UPDATED 09:00 EDT / JUNE 27 2018

BIG DATA

Databricks makes it easier to build AI apps using the R programming language

Big-data analytics company Databricks Inc. is teaming up with RStudio Inc. in order to help developers write code for artificial intelligence and machine learning applications more easily using the R programming language.

The partnership entails integrating Databricks’ popular Unified Analytics Platform with the RStudio Server, which is a development environment for programmers working with R.

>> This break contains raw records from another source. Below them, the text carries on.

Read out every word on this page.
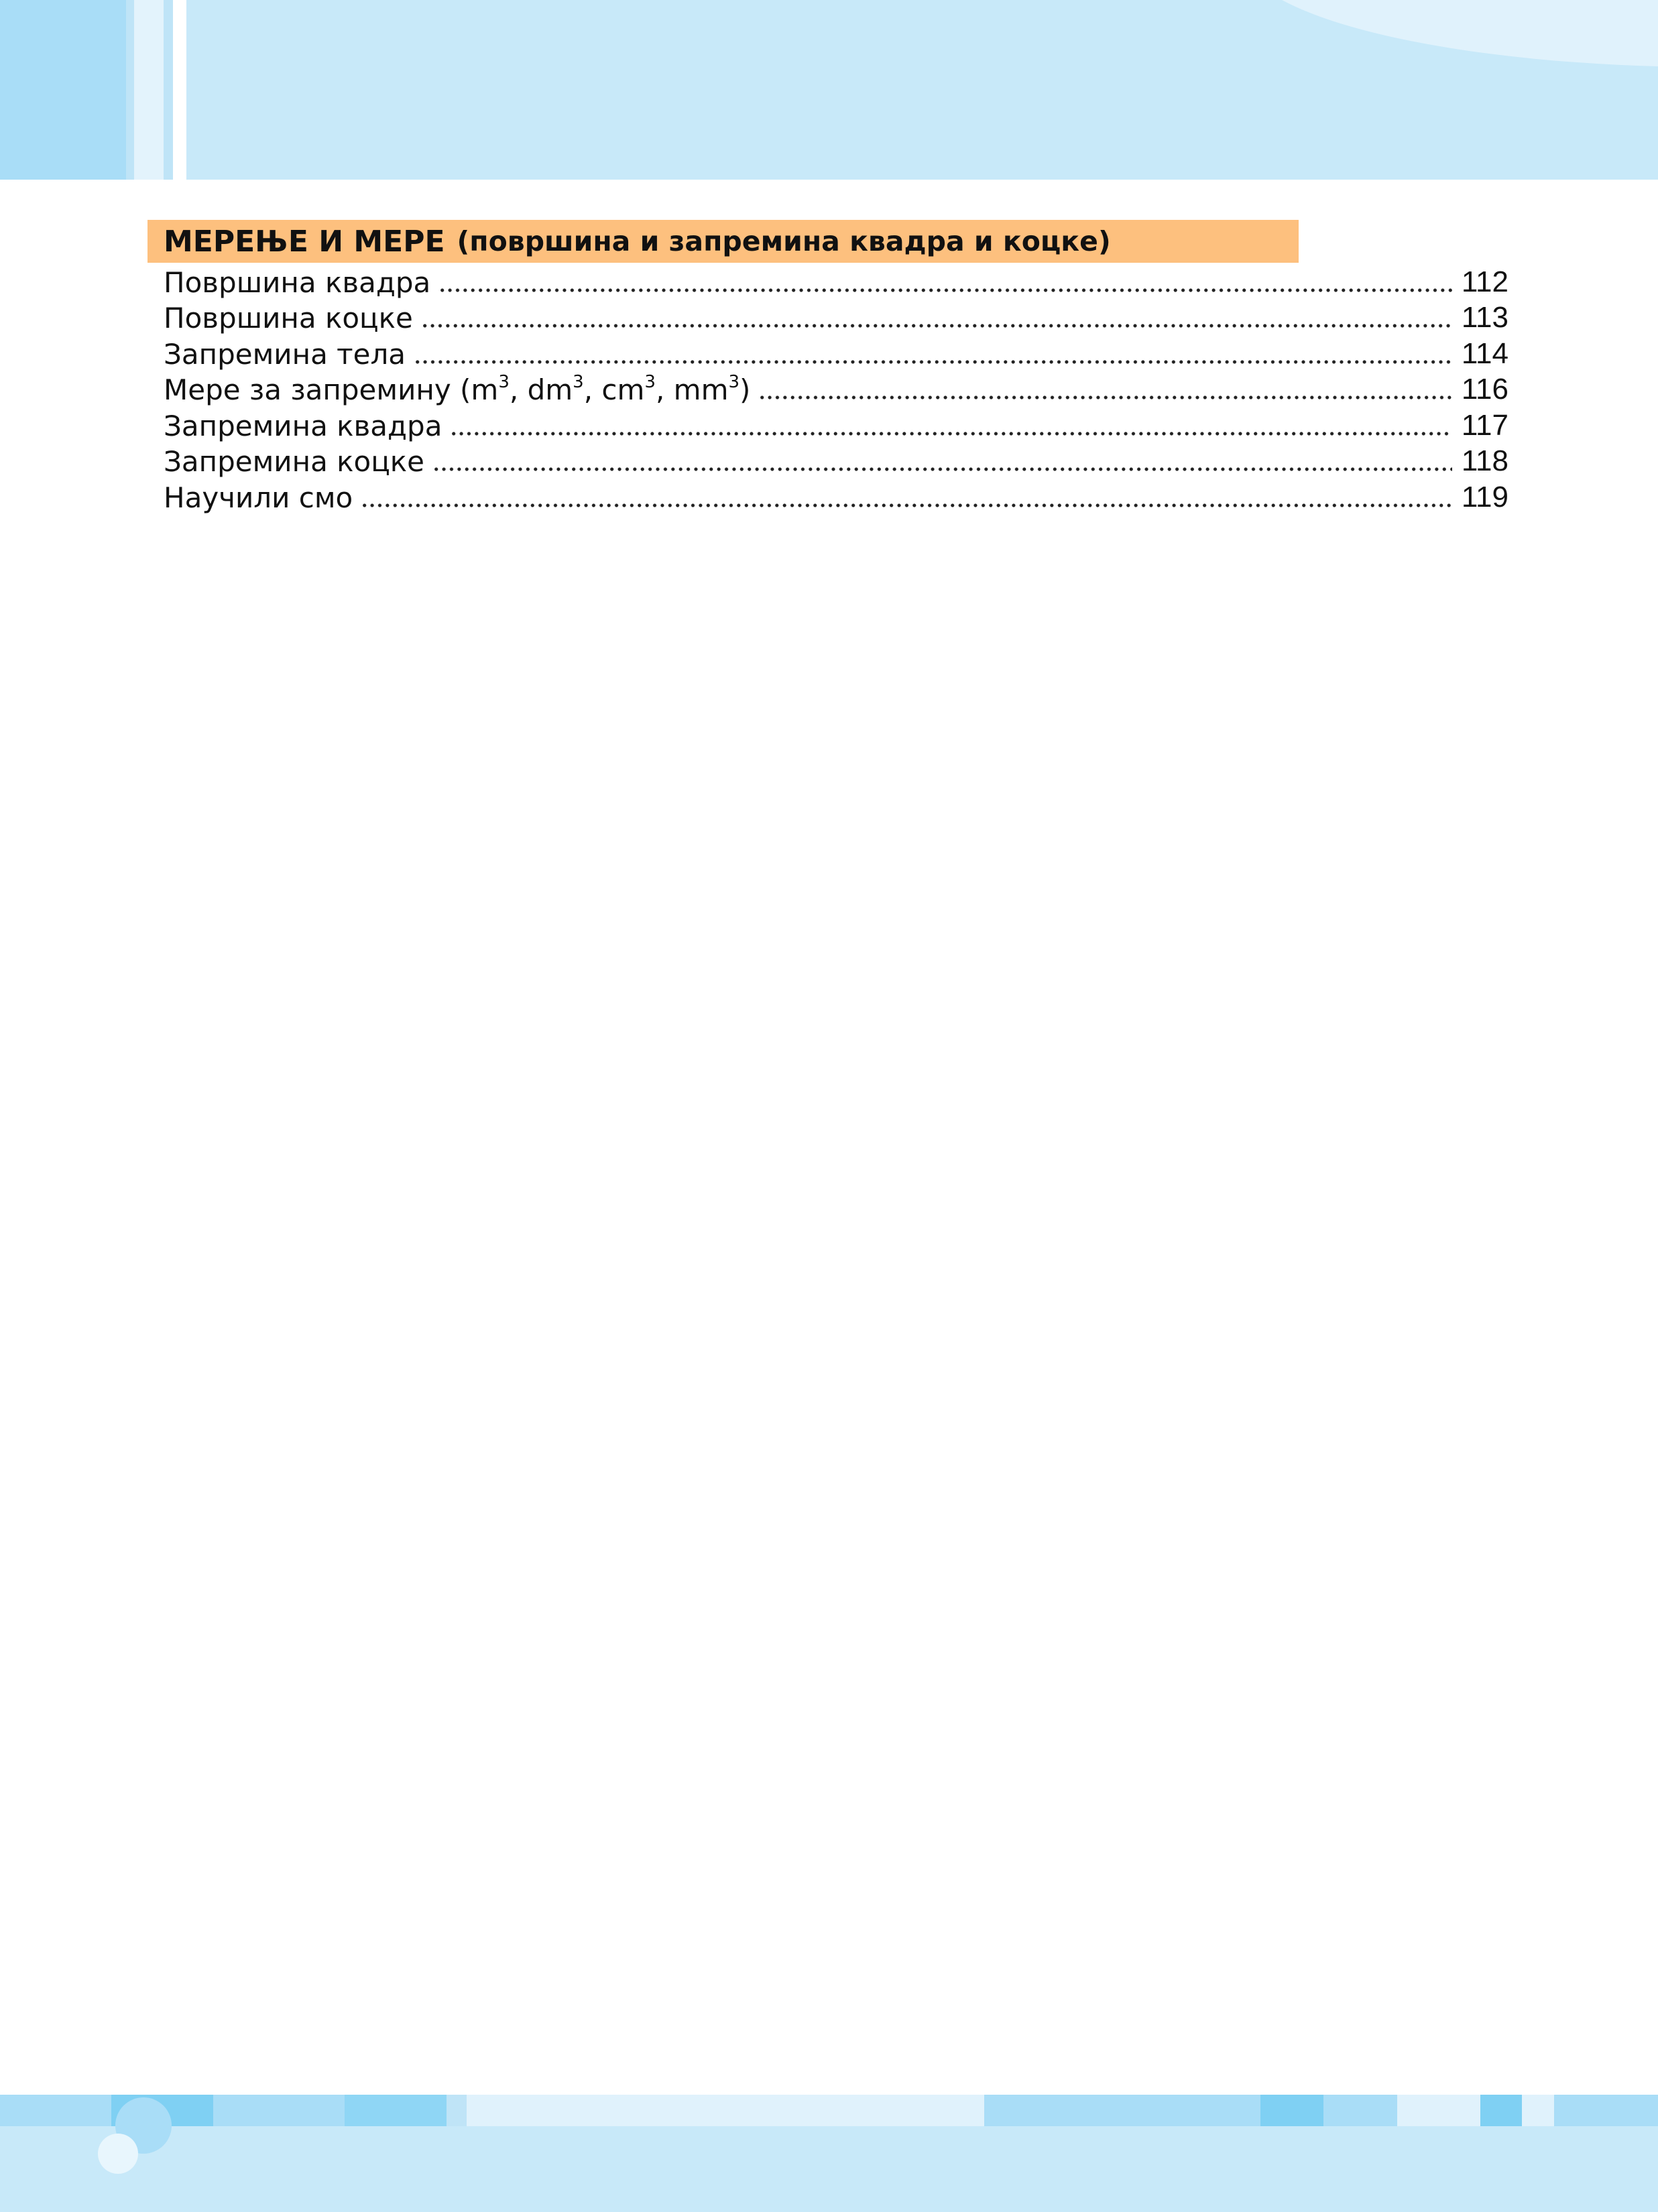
МЕРЕЊЕ И МЕРЕ (површина и запремина квадра и коцке)
Површина квадра	112
Површина коцке	113
Запремина тела	114
Мере за запремину ($m^3$, $dm^3$, $cm^3$, $mm^3$)	116
Запремина квадра	117
Запремина коцке	118
Научили смо	119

The R language is one of the most popular programming languages used by data analysts and data scientists to build sophisticated statistical models, which can be used in machine learning projects, thanks in part to the vastness of its package ecosystem. Indeed, many of the most popular machine learning algorithms have already been implemented in R. Meanwhile, Databricks’ Unified Data Platform is built atop of the Apache Spark big data processing framework, which has become one of the top open-source runtime environments for machine learning and stream computing and is at the heart of many companies’ push into big data and artificial intelligence.

The integration with Databricks’ platform is simply meant to make data scientists lives easier by allowing them to access RStudio from within the Unified Analytics Platform. That’s useful because Databricks’ platform makes it easier to unify data processing with AI technologies, thereby making it simpler to create AI-powered applications, the companies said.

Another key benefit of the integration is it will provide R users with easier access to large data sets, as Databricks can process, clean, blend and join large sets of data ready for statistical analysis in R.

“RStudio and Databricks have played significant industry roles in commercializing R and Spark, respectively, so this partnership should be welcomed by working data scientists trying to use their existing skills to build and train sophisticated AI for deployment into business applications,” said James Kobielus, an analyst with Wikibon, owned by the same company as SiliconANGLE.

Still, Kobielus did point out that the partnership doesn’t really bring anything new to the table for those who aren’t exclusive Databricks users, since other companies have already been supporting R programming in Spark for several years already. “For example, IBM has been providing access from its Data Science Experience tool to open-source tools and libraries, including Spark and R, for the past two years,” he said.